You can not select more than 25 topics Topics must start with a letter or number, can include dashes ('-') and can be up to 35 characters long.
 
 
 
 
 
 

522 lines
20 KiB

=======================
Duktape bytecode format
=======================
Overview
========
Duktape has API functions to dump a compiled function into bytecode and load
(reinstantiate) a function from a bytecode dump. Bytecode dump/load allows
code to be compiled offline, compiled code to be cached and reused, compiled
code to be moved from one Duktape heap to another, etc. However, Duktape
bytecode format is version specific so it is *not* a version neutral code
distribution format like Java bytecode. (The term "bytecode" is used here
and in other Duktape documentation even though it's a bit inaccurate: the
serialization format includes many other fields besides bytecode
instructions.)
Duktape bytecode is **version specific** and (potentially) **config option
specific**, and may change arbitrarily even in minor releases (but is
guaranteed not to change in a patch release, as long as config options are
kept the same). In other words, the bytecode format is not part of the
ordinary versioning guarantees. If you compile code into bytecode offline,
you must ensure such code is recompiled whenever Duktape source is updated.
In this sense Duktape bytecode differs fundamentally from e.g. Java bytecode
which is used as a version neutral distribution format.
Duktape bytecode is **unvalidated** which means that loading untrusted or
broken bytecode may cause a crash or other memory unsafe behavior, leading
to potentially exploitable vulnerabilities. Calling code is responsible for
ensuring that bytecode for a different Duktape version is not loaded, and that
the bytecode input is not truncated or corrupted. (Validating bytecode is
quite difficult, because one would also need to validate the actual bytecode
which might otherwise refer to non-existent registers or constants, jump out
of bounds, etc.)
The bytecode format is **platform neutral**, so that it's possible to compile
the bytecode on one platform and load it on another, even if the platforms
have different byte order. This is useful to support offline compilation in
cross compilation.
There are a few limitations on what kind of functions can be dumped into
bytecode, and what information is lost in the process. See separate section
on limitations below. The following API test case provides concrete examples
on usage and current limitations:
* ``api-testcases/test-dump-load-basic.c``
Working with bytecode
=====================
The ``duk_dump_function()`` API call is used to convert a function into a
buffer containing bytecode::
duk_eval_string(ctx, "(function myfunc() { print('hello world'); })");
duk_dump_function(ctx);
/* -> stack top contains bytecode for 'myfunc' */
The ``duk_load_function()`` API call does the reverse, converting a buffer
containing bytecode into a function object::
/* ... push bytecode to value stack top */
duk_load_function(ctx);
/* -> stack top contains function */
The Duktape command line tool "duk" can also be used to compile a file
into bytecode::
./duk -c /tmp/program.bin program.js
The input source is compiled as an Ecmascript program and the bytecode
will be for the "program function". The command line tool doesn't support
compiling individual functions, and is mostly useful for playing with
bytecode.
The command line tool can also execute bytecode functions; it will just load
a function and call it without arguments, as if a program function was being
executed::
./duk /tmp/program.bin
When to use bytecode dump/load
==============================
There are two main motivations for using bytecode dump/load:
* Performance
* Obfuscation
Performance
-----------
Whenever compilation performance is *not* an issue, it is nearly always
preferable to compile functions from source rather than using bytecode
dump/load. Compiling from source is memory safe, version compatible,
and has no semantic limitations like bytecode.
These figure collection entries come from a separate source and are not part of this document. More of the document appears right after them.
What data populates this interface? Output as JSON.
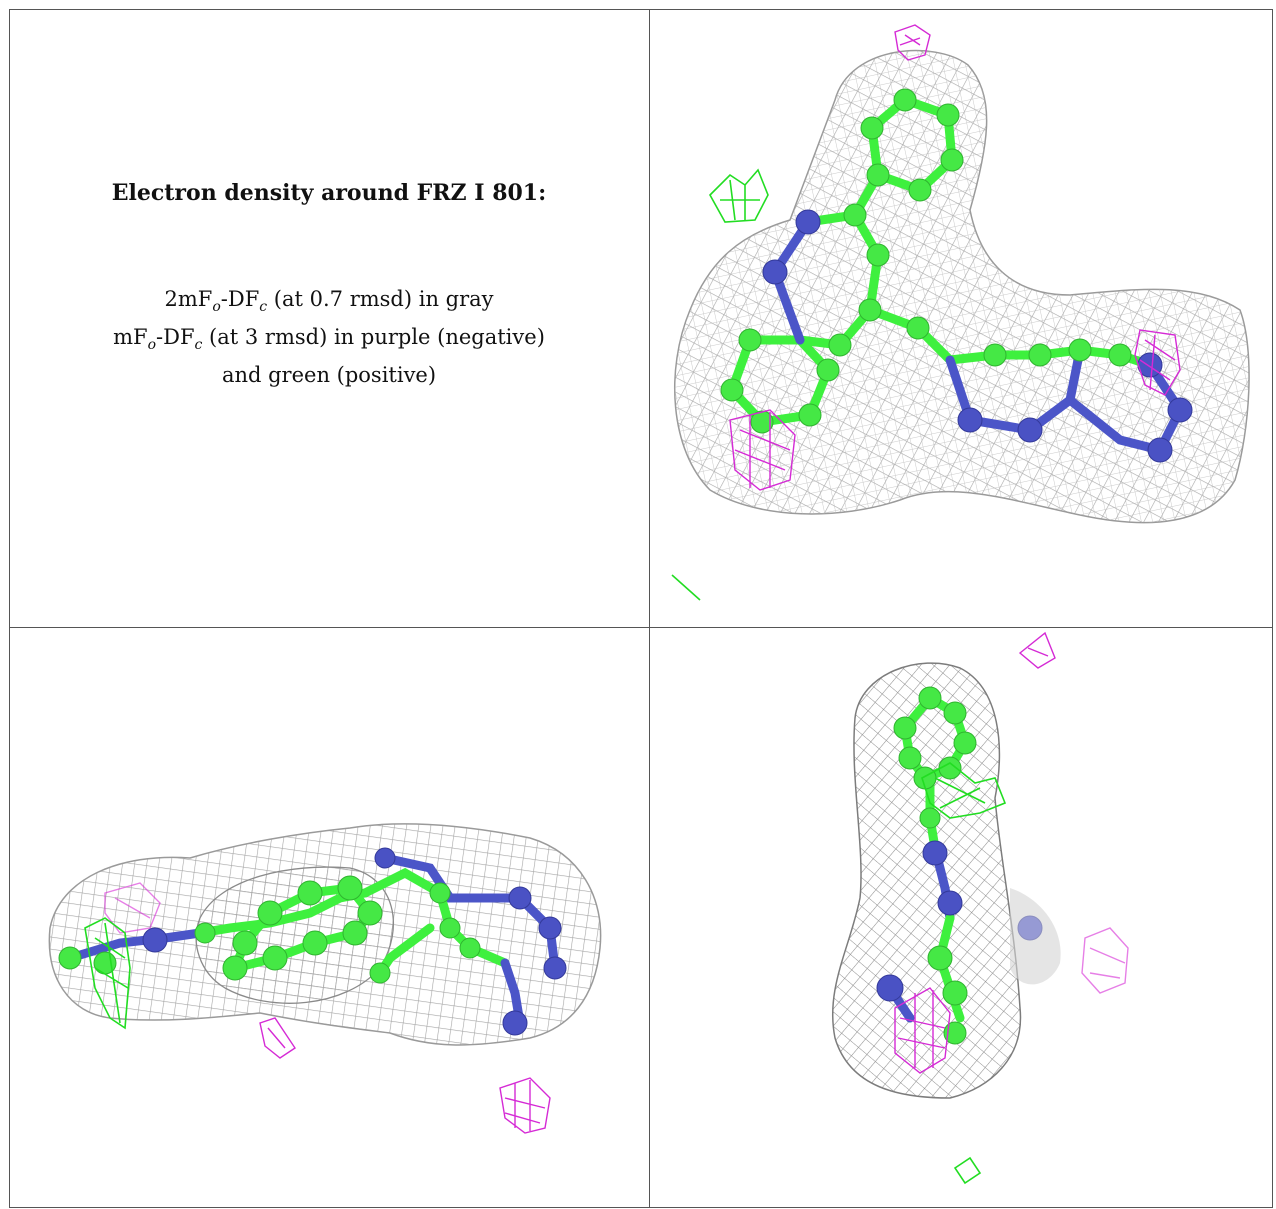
{
  "caption": {
    "title": "Electron density around FRZ I 801:",
    "line1_prefix": "2mF",
    "line1_sub": "o",
    "line1_mid": "-DF",
    "line1_sub2": "c",
    "line1_suffix": " (at 0.7 rmsd) in gray",
    "line2_prefix": "mF",
    "line2_sub": "o",
    "line2_mid": "-DF",
    "line2_sub2": "c",
    "line2_suffix": " (at 3 rmsd) in purple (negative)",
    "line3": "and green (positive)"
  },
  "colors": {
    "mesh_gray": "#a7a7a7",
    "carbon_green": "#45e845",
    "nitrogen_blue": "#4a52c4",
    "negative_density": "#d52ad5",
    "positive_density": "#22dd22"
  },
  "views": [
    "view-top-right",
    "view-bottom-left",
    "view-bottom-right"
  ]
}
There are some applications where compilation is a performance issue.
For example, a certain function may be compiled and executed over and
over again in short lived Duktape global contexts or even separate
Duktape heaps (which prevents reusing a single function object). Caching
the compiled function bytecode and instantiating the function by loading
the bytecode is much faster than recompiling it for every execution.
Obfuscation
-----------
Obfuscation is another common reason to use bytecode: it's more difficult
to reverse engineer source code from bytecode than e.g. minified code.
However, when doing so, you should note the following:
* Some minifiers support obfuscation which may be good enough and avoids
the bytecode limitations and downsides.
* For some targets source code encryption may be a better option than
relying on bytecode for obfuscation.
* Although Duktape bytecode doesn't currently store source code, it does
store all variable names (``_Varmap``) and formal argument names
(``_Formals``) which are needed in some functions. It may also be
possible source code is included in bytecode at some point to support
debugging. In other words, **obfuscation is not a design goal for the
bytecode format**.
That said, concrete issues to consider when using bytecode for obfuscation:
* Variable names in the ``_Varmap`` property: this cannot be easily avoided
in general but a minifier may be able to rename variables.
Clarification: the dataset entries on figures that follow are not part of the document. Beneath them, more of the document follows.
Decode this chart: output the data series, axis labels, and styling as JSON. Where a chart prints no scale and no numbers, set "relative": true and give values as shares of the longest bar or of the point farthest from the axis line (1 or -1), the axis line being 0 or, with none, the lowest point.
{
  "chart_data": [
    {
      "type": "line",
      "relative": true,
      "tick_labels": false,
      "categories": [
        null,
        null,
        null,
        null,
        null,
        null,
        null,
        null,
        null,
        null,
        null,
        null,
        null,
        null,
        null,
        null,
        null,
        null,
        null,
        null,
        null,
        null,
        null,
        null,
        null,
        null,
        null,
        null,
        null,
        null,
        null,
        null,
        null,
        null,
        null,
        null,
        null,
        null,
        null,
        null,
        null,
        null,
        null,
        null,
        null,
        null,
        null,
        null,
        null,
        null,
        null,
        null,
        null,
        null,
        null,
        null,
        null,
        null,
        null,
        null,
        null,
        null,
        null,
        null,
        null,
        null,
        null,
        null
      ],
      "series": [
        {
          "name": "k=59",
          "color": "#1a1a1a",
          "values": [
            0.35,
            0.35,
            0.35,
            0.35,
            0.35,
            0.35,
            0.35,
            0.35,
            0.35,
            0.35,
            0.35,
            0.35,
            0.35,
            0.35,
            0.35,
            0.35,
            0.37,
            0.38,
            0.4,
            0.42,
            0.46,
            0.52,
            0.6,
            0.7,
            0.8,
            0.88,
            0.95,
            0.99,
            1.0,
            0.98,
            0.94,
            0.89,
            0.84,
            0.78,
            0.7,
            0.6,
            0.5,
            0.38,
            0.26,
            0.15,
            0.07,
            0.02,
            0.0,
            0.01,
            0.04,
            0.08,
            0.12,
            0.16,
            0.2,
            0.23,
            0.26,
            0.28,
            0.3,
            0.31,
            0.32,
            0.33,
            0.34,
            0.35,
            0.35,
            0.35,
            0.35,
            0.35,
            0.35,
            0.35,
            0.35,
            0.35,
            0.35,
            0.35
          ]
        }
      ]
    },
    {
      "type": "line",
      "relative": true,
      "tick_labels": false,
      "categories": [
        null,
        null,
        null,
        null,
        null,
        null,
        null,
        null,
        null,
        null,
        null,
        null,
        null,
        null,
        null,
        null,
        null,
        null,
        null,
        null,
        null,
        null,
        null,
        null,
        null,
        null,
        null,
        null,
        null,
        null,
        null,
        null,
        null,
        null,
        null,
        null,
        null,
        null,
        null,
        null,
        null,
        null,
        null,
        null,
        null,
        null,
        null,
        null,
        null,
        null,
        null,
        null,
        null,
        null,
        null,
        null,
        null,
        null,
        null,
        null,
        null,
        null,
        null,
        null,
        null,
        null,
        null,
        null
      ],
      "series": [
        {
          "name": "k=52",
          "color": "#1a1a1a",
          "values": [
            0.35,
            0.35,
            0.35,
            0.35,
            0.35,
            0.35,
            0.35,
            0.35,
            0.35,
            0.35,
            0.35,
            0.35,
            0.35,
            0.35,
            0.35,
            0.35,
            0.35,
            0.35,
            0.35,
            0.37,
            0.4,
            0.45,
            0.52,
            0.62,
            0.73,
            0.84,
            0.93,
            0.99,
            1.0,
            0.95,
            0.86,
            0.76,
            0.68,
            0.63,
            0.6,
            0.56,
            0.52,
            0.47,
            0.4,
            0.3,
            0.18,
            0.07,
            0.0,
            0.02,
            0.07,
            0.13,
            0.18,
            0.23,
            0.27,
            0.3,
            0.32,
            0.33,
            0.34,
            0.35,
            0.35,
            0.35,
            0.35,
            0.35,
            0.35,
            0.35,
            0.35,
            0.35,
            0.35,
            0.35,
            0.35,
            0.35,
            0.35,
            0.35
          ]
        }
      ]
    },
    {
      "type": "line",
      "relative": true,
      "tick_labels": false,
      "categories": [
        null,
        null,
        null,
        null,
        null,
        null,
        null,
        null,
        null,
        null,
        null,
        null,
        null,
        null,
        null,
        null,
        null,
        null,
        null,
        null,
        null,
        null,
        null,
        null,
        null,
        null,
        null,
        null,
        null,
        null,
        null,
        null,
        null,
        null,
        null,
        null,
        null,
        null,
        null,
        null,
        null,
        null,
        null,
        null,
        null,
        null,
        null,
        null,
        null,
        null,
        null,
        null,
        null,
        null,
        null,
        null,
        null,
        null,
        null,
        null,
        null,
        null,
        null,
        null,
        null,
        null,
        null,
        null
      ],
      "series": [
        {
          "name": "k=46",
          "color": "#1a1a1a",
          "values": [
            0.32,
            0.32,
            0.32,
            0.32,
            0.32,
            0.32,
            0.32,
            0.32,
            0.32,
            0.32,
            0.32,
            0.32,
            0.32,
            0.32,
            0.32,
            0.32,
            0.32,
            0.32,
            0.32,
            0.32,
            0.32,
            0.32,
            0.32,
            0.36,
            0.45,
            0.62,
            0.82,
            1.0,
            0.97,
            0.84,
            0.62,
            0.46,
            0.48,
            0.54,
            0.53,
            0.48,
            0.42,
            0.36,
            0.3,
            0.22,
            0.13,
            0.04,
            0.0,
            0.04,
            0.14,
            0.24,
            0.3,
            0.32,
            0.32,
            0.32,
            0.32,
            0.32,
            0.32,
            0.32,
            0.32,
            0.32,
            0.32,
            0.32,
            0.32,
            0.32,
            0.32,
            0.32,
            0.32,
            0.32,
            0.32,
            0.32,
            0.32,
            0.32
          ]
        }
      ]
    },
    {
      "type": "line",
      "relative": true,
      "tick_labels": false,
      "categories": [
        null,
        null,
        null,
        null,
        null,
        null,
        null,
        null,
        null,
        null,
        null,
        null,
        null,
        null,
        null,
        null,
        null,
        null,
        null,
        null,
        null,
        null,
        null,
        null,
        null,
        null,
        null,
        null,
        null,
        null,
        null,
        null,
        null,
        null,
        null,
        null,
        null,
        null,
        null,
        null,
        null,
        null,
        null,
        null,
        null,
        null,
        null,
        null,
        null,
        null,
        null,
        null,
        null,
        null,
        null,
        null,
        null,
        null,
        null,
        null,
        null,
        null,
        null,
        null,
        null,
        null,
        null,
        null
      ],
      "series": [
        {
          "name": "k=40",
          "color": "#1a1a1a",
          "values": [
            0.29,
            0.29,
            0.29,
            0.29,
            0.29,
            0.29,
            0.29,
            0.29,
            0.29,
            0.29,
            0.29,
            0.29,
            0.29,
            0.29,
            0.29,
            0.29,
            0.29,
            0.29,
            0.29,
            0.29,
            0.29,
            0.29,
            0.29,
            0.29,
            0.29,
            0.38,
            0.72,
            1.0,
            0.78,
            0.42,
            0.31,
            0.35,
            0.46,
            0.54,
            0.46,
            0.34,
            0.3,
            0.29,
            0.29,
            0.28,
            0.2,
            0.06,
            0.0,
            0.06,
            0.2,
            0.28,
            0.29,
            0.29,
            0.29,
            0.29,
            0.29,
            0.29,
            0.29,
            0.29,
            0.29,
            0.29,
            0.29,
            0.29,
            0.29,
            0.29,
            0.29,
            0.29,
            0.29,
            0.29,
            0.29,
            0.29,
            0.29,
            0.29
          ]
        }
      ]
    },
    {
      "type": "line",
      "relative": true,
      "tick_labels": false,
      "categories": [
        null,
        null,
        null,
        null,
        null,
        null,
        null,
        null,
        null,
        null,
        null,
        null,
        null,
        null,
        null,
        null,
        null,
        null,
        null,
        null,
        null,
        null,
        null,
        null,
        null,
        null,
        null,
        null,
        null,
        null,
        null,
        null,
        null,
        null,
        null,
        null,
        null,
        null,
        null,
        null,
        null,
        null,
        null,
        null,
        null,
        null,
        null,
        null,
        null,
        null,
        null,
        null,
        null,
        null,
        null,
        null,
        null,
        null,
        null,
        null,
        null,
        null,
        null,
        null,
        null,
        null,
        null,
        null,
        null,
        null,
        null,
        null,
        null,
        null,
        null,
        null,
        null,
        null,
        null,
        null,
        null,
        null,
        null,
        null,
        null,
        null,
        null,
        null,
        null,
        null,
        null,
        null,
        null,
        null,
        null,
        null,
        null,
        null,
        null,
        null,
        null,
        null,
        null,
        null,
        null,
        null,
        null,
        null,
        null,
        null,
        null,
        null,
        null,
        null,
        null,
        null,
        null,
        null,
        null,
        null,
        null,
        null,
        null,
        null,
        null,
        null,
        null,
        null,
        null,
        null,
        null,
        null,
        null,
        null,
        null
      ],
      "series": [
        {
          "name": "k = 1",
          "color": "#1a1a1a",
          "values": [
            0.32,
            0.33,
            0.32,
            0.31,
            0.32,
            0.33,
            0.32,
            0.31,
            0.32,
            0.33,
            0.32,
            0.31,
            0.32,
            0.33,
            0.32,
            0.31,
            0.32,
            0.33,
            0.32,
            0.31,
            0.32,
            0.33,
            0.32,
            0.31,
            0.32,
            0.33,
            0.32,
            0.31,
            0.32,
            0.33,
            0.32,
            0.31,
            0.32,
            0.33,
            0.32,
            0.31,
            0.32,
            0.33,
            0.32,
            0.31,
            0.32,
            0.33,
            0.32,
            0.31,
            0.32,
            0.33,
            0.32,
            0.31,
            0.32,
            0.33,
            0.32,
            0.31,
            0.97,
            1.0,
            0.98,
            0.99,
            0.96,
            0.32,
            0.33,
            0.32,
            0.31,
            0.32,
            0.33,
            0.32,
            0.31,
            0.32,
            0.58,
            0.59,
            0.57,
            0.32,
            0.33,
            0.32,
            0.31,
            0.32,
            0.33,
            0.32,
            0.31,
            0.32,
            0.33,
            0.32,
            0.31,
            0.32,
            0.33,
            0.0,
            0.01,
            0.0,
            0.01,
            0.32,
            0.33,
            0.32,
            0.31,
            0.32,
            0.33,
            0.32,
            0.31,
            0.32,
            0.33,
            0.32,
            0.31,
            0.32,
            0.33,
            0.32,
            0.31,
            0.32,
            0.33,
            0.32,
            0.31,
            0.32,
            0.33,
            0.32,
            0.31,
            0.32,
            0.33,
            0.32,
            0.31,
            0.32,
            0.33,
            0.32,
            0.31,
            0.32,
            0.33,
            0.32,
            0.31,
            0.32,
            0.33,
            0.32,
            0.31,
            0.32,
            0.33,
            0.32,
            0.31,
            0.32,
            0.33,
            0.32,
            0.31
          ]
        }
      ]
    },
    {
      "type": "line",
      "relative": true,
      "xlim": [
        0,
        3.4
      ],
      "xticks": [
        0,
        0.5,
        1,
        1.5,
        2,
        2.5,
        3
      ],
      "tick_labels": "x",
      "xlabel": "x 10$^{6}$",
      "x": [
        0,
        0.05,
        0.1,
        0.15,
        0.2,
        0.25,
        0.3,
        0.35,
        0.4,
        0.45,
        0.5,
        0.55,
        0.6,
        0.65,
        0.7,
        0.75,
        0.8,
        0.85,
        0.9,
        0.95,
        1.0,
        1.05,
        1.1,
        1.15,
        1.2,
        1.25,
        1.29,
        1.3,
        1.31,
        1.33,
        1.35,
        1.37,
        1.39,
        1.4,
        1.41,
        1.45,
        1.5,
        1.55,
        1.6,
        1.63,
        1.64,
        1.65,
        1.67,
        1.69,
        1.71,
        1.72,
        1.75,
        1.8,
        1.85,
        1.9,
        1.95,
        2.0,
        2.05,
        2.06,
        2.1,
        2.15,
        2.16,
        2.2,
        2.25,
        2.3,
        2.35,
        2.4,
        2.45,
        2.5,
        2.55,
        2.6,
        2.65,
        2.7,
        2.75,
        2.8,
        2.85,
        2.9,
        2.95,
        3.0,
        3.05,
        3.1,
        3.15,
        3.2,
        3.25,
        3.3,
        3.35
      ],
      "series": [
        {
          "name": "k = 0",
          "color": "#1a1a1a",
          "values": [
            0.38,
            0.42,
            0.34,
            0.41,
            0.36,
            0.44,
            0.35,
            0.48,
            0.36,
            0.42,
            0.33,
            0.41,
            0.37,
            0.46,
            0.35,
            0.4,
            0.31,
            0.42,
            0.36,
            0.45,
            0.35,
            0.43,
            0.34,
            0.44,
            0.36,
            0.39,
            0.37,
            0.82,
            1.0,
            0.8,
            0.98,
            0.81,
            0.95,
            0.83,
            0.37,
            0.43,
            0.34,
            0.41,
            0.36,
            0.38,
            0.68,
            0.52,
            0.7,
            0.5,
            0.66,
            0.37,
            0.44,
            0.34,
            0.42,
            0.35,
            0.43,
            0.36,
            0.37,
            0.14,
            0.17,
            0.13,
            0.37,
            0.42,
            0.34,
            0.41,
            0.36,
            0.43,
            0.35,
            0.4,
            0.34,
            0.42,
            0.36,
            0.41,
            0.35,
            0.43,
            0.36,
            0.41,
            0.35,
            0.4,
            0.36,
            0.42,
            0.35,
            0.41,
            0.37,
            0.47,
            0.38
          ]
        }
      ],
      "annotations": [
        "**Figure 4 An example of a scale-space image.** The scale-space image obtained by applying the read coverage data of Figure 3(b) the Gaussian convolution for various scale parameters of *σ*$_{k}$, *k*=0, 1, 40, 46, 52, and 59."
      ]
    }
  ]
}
* Function name in the ``name`` property: this can be deleted or changed
before dumping a function, but note that some functions (such as
self-recursive functions) may depend on the property being present and
correct.
* Function filename in the ``fileName`` property: this can also be deleted
or changed before dumping a function. You can avoid introducing a filename
at all by using ``duk_compile()`` (rather than e.g. ``duk_eval_string()``)
to compile the function.
* Line number information in the ``_Pc2line`` property: this can be deleted or
changed, or you can configure Duktape not to store this information in the
first place (using option ``DUK_USE_PC2LINE``). Without line information
tracebacks will of course be less useful.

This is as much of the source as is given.